Time 0 5 10 15 20 25 30
| | | | | | |
T1: ###............................. (watchdog: cancel on failure)
BSITL:######.......................... (8cpu spot, 5-6 min)
CTIDY:############.................... (16cpu spot, 10-12 min)
UB22: ########........................ (8cpu spot, 6-8 min)
UB24: ########........................ (8cpu spot, 6-8 min)
macOS:##################.............. (GitHub free, 15-18 min)
ITCM: ##########...................... (8cpu spot x4, 8-10 min)
FLASH:######################.......... (SPLIT into 4 parallel jobs)
FSAFE:##########...................... (4cpu spot, 8-10 min)
| | | | | | |
| +-########................. basic-tests (waits for ccache)
| +-######................... ekf-check (waits for ccache)
| | | | | | |
SITL1: ####################### .. iris (8cpu spot, starts T=5)
SITL2: ####################### .. tailsitter (8cpu spot, starts T=5)
SITL3: ####################### .. std_vtol (8cpu spot, starts T=5)
ROS: ############################ .. ROS integration (8cpu spot, ~28 min)
MAV1: ######################### ..... MAVROS mission (8cpu spot)
MAV2: ######################### ..... MAVROS offboard (8cpu spot)
ROST1:##########...................... ROS translation humble
ROST2:##########...................... ROS translation jazzy
| | | | | | |
DONE ----------------------> ~28 min
| Aspect | Details |
|---|---|
| Wall-clock | ~28 min (bound by ROS integration and SITL tests) |
| Cost per run | ~$3.43 (6x increase due to parallelism + 8cpu upgrades) |
| Monthly cost (300 runs) | ~$1,029 CI-only (vs $98 tiered, $171 old parallel) |
| Peak concurrent jobs | ~25 (all self-hosted via RunsOn, no GitHub limits) |
| Key optimizations | All-parallel, 8cpu spot runners, split flash-analysis, gate watchdog |
| Wasted cost on lint failure | ~$0.30 (3 min of 25 runners before watchdog cancels) |
Additional optimizations in F1 approach:
fetch-depth: 1instead of 0 where full history not needed- Selective submodule init for ITCM (not all 31 submodules)

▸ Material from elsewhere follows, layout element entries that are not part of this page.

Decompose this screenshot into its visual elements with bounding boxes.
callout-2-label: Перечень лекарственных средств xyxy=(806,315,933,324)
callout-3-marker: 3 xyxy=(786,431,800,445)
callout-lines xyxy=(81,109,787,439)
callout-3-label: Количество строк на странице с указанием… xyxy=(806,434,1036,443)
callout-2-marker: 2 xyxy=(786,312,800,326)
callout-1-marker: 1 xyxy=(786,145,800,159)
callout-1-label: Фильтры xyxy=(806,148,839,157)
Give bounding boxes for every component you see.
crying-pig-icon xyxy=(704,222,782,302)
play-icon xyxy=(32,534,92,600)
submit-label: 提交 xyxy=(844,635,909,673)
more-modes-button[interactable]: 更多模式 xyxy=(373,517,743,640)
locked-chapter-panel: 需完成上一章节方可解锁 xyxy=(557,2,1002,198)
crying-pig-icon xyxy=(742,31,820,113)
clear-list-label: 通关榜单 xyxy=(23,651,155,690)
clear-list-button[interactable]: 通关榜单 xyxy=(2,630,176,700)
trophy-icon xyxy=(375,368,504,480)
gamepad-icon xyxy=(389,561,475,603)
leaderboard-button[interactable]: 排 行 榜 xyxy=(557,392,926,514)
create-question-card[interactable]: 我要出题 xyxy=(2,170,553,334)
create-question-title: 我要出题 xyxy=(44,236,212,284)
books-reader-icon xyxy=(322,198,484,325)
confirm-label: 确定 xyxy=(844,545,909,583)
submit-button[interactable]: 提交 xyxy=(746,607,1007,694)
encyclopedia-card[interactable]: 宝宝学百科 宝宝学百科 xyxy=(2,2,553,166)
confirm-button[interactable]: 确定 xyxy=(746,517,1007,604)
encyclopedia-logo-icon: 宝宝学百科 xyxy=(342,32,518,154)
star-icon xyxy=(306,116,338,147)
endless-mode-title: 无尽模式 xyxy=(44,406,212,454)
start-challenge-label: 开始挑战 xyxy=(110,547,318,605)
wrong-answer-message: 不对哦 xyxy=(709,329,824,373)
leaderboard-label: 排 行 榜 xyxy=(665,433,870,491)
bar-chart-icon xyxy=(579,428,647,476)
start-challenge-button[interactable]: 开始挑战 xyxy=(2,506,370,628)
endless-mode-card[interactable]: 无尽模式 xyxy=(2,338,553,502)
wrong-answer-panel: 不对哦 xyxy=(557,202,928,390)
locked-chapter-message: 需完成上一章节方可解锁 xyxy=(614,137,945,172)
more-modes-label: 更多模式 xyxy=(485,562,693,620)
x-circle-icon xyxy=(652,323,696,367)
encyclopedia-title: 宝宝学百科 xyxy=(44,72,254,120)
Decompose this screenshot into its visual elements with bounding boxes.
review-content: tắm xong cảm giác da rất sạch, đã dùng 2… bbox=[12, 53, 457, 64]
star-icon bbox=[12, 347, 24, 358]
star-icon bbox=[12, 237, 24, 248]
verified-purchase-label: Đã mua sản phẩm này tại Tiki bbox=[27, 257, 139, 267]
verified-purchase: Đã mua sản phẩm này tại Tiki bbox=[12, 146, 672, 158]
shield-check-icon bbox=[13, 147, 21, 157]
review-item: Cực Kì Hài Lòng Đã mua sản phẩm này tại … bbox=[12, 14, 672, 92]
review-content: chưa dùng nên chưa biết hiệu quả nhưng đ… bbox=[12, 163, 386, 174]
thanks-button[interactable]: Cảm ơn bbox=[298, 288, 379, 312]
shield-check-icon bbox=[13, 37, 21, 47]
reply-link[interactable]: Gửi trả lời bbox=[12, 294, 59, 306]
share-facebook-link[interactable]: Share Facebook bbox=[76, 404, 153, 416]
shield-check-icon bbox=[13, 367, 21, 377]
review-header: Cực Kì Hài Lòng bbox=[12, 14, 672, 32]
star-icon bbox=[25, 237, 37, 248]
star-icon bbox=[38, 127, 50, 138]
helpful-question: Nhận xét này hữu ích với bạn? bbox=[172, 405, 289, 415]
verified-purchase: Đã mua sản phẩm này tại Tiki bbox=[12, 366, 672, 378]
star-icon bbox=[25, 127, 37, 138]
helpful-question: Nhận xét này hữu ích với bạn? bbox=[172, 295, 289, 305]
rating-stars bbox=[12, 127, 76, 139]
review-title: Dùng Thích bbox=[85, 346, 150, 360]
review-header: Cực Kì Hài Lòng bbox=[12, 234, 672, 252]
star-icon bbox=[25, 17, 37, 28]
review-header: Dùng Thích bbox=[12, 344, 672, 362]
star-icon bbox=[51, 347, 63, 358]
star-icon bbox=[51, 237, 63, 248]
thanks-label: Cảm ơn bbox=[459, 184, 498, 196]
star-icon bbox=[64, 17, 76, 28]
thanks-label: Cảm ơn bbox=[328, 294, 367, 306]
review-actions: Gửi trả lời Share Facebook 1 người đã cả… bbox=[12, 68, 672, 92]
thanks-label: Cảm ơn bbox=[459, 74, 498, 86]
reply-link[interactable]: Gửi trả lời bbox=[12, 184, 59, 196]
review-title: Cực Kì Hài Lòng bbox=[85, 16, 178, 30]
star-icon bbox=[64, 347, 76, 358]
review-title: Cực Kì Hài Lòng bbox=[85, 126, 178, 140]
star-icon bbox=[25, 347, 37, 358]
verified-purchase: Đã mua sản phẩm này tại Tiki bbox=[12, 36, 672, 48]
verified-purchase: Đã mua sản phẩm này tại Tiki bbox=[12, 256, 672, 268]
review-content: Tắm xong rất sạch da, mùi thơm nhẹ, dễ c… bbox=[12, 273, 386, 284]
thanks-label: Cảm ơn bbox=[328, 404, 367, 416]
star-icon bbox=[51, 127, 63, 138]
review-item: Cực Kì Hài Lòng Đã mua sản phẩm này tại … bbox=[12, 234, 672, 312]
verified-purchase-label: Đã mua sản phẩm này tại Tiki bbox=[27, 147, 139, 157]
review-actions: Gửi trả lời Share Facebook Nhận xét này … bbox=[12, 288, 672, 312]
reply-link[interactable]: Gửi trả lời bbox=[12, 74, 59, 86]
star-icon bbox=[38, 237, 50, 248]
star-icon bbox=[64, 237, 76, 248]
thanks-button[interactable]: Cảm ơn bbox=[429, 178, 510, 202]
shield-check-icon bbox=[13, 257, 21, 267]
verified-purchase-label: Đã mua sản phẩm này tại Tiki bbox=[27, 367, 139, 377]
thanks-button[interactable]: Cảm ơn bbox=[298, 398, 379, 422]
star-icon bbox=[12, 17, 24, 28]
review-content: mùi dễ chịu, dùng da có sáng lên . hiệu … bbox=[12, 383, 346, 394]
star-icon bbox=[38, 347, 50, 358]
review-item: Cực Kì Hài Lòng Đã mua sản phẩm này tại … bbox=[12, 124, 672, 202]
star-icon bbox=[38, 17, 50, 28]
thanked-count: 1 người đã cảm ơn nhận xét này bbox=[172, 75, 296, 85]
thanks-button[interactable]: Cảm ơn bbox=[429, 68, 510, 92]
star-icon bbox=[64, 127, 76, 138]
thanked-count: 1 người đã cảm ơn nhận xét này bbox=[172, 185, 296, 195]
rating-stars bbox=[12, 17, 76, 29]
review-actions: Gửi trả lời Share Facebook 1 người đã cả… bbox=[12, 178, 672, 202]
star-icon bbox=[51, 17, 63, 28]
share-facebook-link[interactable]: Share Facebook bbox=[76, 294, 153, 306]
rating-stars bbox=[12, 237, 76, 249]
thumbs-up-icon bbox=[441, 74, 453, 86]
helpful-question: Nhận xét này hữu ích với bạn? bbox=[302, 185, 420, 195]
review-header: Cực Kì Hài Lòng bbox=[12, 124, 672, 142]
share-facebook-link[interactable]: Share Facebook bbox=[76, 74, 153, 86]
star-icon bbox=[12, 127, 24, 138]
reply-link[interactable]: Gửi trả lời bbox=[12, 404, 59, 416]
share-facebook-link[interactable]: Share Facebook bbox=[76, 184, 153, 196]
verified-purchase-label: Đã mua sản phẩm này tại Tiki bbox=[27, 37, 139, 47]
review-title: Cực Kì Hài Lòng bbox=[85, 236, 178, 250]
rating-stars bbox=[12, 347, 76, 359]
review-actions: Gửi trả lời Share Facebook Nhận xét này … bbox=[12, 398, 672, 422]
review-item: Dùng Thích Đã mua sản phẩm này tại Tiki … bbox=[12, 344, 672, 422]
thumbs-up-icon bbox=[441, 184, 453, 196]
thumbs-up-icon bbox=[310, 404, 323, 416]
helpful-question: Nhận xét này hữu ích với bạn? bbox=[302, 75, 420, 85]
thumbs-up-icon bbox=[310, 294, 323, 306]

- Pre-built Docker image with emscripten for failsafe-sim
- Cache MAVROS Docker image
| Old Parallel | Tiered (current PR) | Option A (Optimized Monolith) | Option B (Modular Split) | Option D (F1) | |
|---|---|---|---|---|---|
| Wall-clock | 28 min | 63 min | 38-42 min | 42-48 min | 28 min |
| Cost/run | $0.57 | $0.57 | $0.57 | $0.57 | $3.43 |
| Monthly CI | $171 | $98 | $98 | $98 | $1,029 |
| Early exit (T1 fail) | No | Yes ($0) | Yes ($0) | Yes ($0) | Yes (~$0.30) |
| Fork-friendly | Yes | No | Medium (vars) | Yes | No |
| Maintainability | Good | Poor | Medium | Good | Poor |
| Files | 15 | 1 | 1 + 2 actions | 5 + 2 actions | 1 + 2 actions |
| Implementation | Done | Done | 12 hrs | 16-20 hrs | 20-24 hrs |
| Risk | None | None | Low | Medium | Medium (spot) |
Best balance: Option A (Optimized Single-File) as the immediate fix, with elements of Option B for long-term.
-
Immediate (Phase 1, 6 hours): Restructure
needs:in the current monolith to remove T3 from the critical path. This alone drops wall-clock from 63 to ~40 min at zero cost change. This directly addresses MaEtUgR's "2x time" concern. -
Short-term (Phase 2, 4 hours): Add composite actions for ccache, add
vars.CI_SKIP_*for fork-friendliness. This addresses the maintainability and fork concerns. -
Medium-term (if 30 min is a hard requirement): Evaluate F1 approach selectively -- upgrade build jobs to 8cpu spot, split flash-analysis into parallel builds. Gets to ~32-35 min at ~$1.50/run.
-
Long-term: Consider modular split (Option B) if the team grows and CI changes become frequent enough to cause merge conflicts.